Tuesday and Wednesday, we mostly spent cleaning up the shop. What a mess we had made! We swept up bags and bags of shavings and scraps and dust. And we had to sort through all of the tools and equipment and materials to separate what belonged to the Wood Turning Center and what belonged to the university. We also went to the Wood Turning Center to turn in our artist statements and corrections for the labels and to check out the installation. I had one piece, called “In Her Dream,” that required special installation, as you can see below.
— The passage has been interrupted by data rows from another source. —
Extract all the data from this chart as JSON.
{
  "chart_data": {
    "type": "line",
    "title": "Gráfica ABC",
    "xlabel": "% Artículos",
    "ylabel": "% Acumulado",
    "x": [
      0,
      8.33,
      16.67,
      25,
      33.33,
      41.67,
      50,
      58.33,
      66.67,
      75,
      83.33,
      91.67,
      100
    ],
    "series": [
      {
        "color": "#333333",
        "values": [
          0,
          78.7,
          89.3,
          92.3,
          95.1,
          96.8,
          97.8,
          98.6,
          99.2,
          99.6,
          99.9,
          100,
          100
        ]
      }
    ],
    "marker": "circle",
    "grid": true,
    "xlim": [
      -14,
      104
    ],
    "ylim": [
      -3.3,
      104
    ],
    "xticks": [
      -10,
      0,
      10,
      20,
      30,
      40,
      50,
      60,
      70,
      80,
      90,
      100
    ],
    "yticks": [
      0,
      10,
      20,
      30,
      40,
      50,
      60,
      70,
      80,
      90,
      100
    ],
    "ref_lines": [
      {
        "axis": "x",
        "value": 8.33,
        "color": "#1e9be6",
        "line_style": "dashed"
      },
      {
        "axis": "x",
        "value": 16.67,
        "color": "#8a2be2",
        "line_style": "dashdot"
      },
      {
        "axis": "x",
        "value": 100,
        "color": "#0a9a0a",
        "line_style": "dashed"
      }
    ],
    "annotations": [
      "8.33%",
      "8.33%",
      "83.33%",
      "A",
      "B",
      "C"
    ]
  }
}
The shadows in the photos are distracting, but I’m really pleased with how the piece and branch seem to float.
I also videotaped Sean, Siegfried, Jean-François, and I talking about the work and our ITE experience, which I later turned into a Quicktime movie. I lack the software here to convert it into a format suitable for uploading, but I will continue working on that. It is available for viewing at the Wood Turning Center.
Thursday evening, August 2, all of us except Lesya—Peter came in from New York a day early, and Elisabeth pulled herself away from the museum—met with Albert at the Wood Turning Center. The purpose of the meeting was to discuss what single piece represented for each of us our ITE experience. The Wood Turning Center was acquiring a piece from each of us for its permanent collection, and the input from us would be considered in determining what those pieces would be.
To backtrack a little, Jean-François, Siegfried, Sean, and I had met individually with Albert on the previous Sunday to discuss our ITE experience and the work we had produced. Speaking for myself, it was an enlightening conversation. Talking through my pieces chronologically with Albert helped me see my experience as a whole for the first time. The conclusion I reached in that conversation was that there were two pieces that represented my experience—“Offering,” the first spouted vessel I turned, and “Learning to Cope: Pear Incognito under a Mantle of Cherry”—and I leaned toward the latter as the ultimate choice.
The purpose of the meeting wasn’t for each of us to say what piece we would choose for ourselves, but to hear what everyone else would choose for us—that is, to hear how our fellow ITErs perceived our work and our experience. The discussion was fascinating. It was a challenge to look objectively at each other’s work, to set aside our personal preferences and look at the work in the context of the individual artist.
Being away from the rest of us gave Elisabeth and Peter interesting perspectives. In particular—though perhaps not surprisingly, given her training—Elisabeth seemed to see each of us the most clearly.
Some of our views were widely divergent to begin with, but in the end, we seemed to reach consensus on everyone. For me, the piece everyone settled on was the cloaked pear bowl, and that is the piece the Wood Turning Center did acquire. I hope that the Wood Turning Center will indicate on their site which pieces were acquired for each of us, because in the blur of the opening, I didn’t register what they were for the others.